Remote Agricultural IoT Gateway -- A solar-powered LoRaWAN gateway deployed in a remote vineyard used an IWDG with a 4-second timeout and a health-monitoring task that verified sensor polling, LoRa radio communication, and solar charge controller status before each feed. Over 18 months, the gateway experienced 3 watchdog resets -- all traced to a rare SPI bus lockup with the LoRa radio module during lightning-induced transients. The watchdog ensured the system recovered within 6 seconds each time, with zero data loss thanks to a battery-backed write buffer.

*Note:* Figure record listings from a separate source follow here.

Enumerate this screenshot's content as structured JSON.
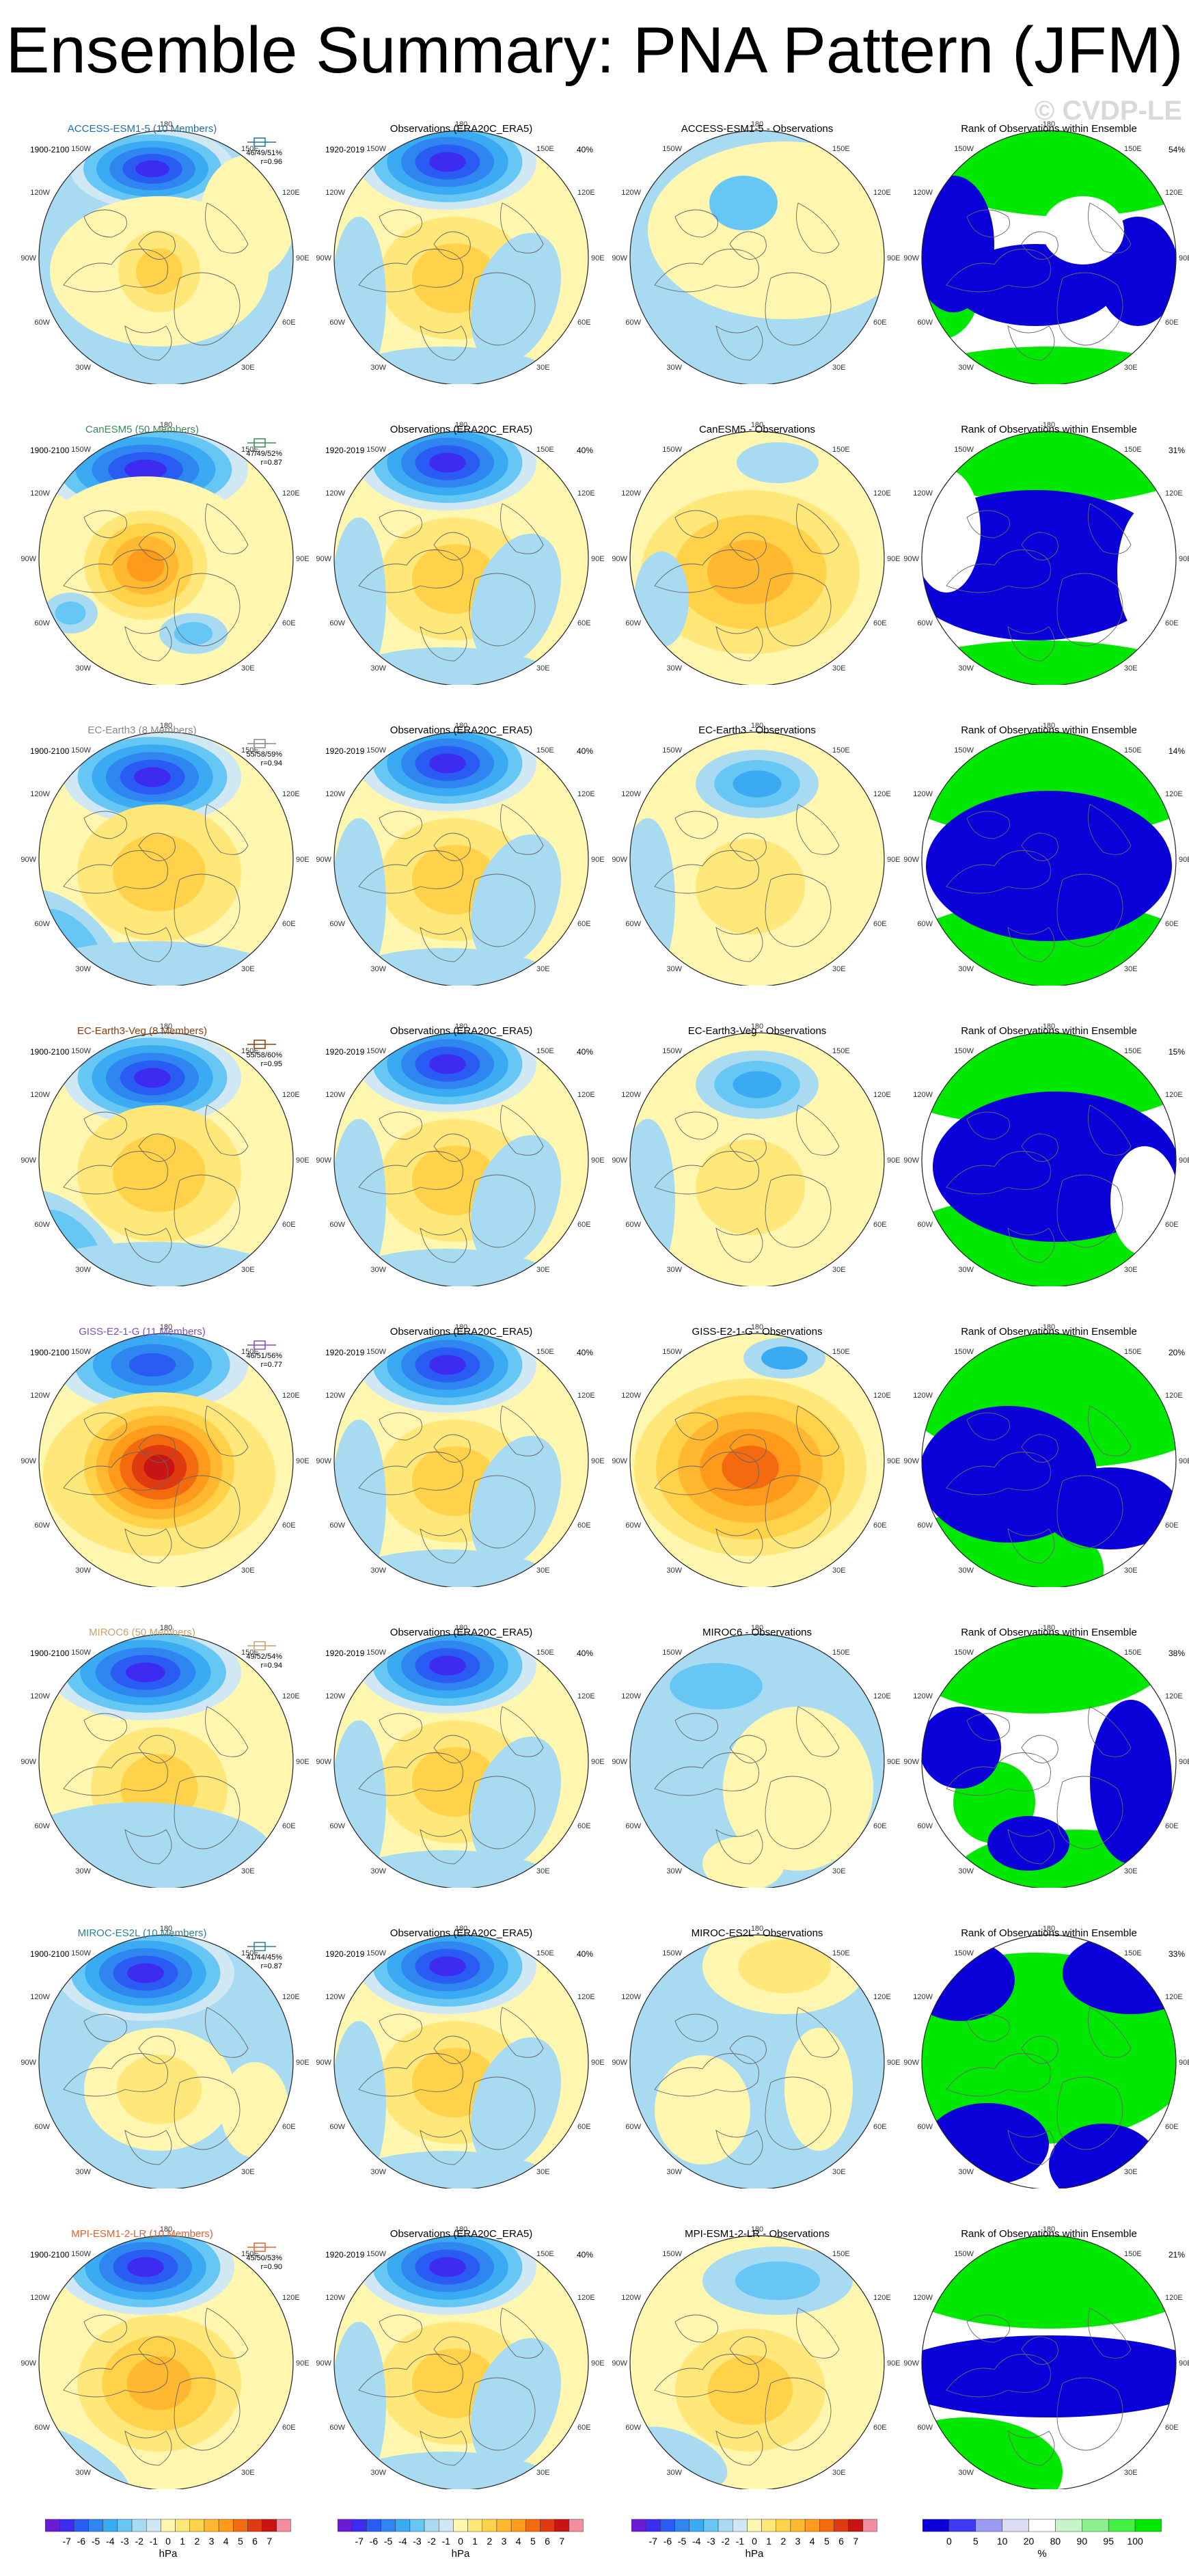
{
  "title": "Ensemble Summary: PNA Pattern (JFM)",
  "watermark": "© CVDP-LE",
  "obs_title": "Observations (ERA20C_ERA5)",
  "rank_title": "Rank of Observations within Ensemble",
  "model_years": "1900-2100",
  "obs_years": "1920-2019",
  "obs_pct": "40%",
  "rows": [
    {
      "model": "ACCESS-ESM1-5 (10 Members)",
      "color": "#1b6fa8",
      "diff": "ACCESS-ESM1-5 - Observations",
      "stat1": "46/49/51%",
      "stat2": "r=0.96",
      "rank_pct": "54%"
    },
    {
      "model": "CanESM5 (50 Members)",
      "color": "#3a8a5a",
      "diff": "CanESM5 - Observations",
      "stat1": "47/49/52%",
      "stat2": "r=0.87",
      "rank_pct": "31%"
    },
    {
      "model": "EC-Earth3 (8 Members)",
      "color": "#888888",
      "diff": "EC-Earth3 - Observations",
      "stat1": "55/58/59%",
      "stat2": "r=0.94",
      "rank_pct": "14%"
    },
    {
      "model": "EC-Earth3-Veg (8 Members)",
      "color": "#8b3a0e",
      "diff": "EC-Earth3-Veg - Observations",
      "stat1": "55/58/60%",
      "stat2": "r=0.95",
      "rank_pct": "15%"
    },
    {
      "model": "GISS-E2-1-G (11 Members)",
      "color": "#7b4fc2",
      "diff": "GISS-E2-1-G - Observations",
      "stat1": "46/51/56%",
      "stat2": "r=0.77",
      "rank_pct": "20%"
    },
    {
      "model": "MIROC6 (50 Members)",
      "color": "#c8a070",
      "diff": "MIROC6 - Observations",
      "stat1": "49/52/54%",
      "stat2": "r=0.94",
      "rank_pct": "38%"
    },
    {
      "model": "MIROC-ES2L (10 Members)",
      "color": "#2f7f8f",
      "diff": "MIROC-ES2L - Observations",
      "stat1": "41/44/45%",
      "stat2": "r=0.87",
      "rank_pct": "33%"
    },
    {
      "model": "MPI-ESM1-2-LR (10 Members)",
      "color": "#e06030",
      "diff": "MPI-ESM1-2-LR - Observations",
      "stat1": "45/50/53%",
      "stat2": "r=0.90",
      "rank_pct": "21%"
    }
  ],
  "map_labels": {
    "top": "180",
    "bottom": "0",
    "ul": "150W",
    "ur": "150E",
    "ml": "120W",
    "mr": "120E",
    "l": "90W",
    "r": "90E",
    "ll": "60W",
    "lr": "60E",
    "bl": "30W",
    "br": "30E"
  },
  "hpa_ticks": [
    "-7",
    "-6",
    "-5",
    "-4",
    "-3",
    "-2",
    "-1",
    "0",
    "1",
    "2",
    "3",
    "4",
    "5",
    "6",
    "7"
  ],
  "hpa_unit": "hPa",
  "rank_ticks": [
    "0",
    "5",
    "10",
    "20",
    "80",
    "90",
    "95",
    "100"
  ],
  "rank_unit": "%",
  "colors": {
    "hpa_scale": [
      "#6a1bd6",
      "#3d2cf0",
      "#2a5cf4",
      "#2f86f0",
      "#3aaaf2",
      "#66c6f4",
      "#a8dbf2",
      "#cfe8f4",
      "#fff6b0",
      "#ffe77a",
      "#ffd24a",
      "#ffb830",
      "#ff9a1a",
      "#f46a0e",
      "#e03a10",
      "#c81414",
      "#f28ea0"
    ],
    "rank_scale": [
      "#0a00d8",
      "#3b3bf0",
      "#9a9af2",
      "#dcdcf4",
      "#ffffff",
      "#c8f5c8",
      "#8cf08c",
      "#44f044",
      "#00e800"
    ]
  }
}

Automotive Body Control Module -- A BCM controlling door locks, windows, and interior lighting used a dual-watchdog architecture: IWDG for general hang detection and WWDG to validate that the CAN message processing loop executed within its 5 ms timing window. During EMC testing, a burst of conducted interference caused the main oscillator to glitch, freezing the WWDG. The IWDG, running on the independent LSI oscillator, detected the hang and reset the system within 500 ms -- exactly the scenario that dual-watchdog architecture is designed to handle.

Medical Device Infusion Pump -- An infusion pump controller used an external watchdog IC with a challenge-response protocol: every 200 ms, the MCU had to compute a CRC over its current state and return it to the external watchdog. A simple GPIO toggle could not satisfy the watchdog, ensuring that even a latch-up condition or runaway program counter (jumping to random memory) could not accidentally keep the watchdog alive. This design met IEC 62304 Class C software safety requirements.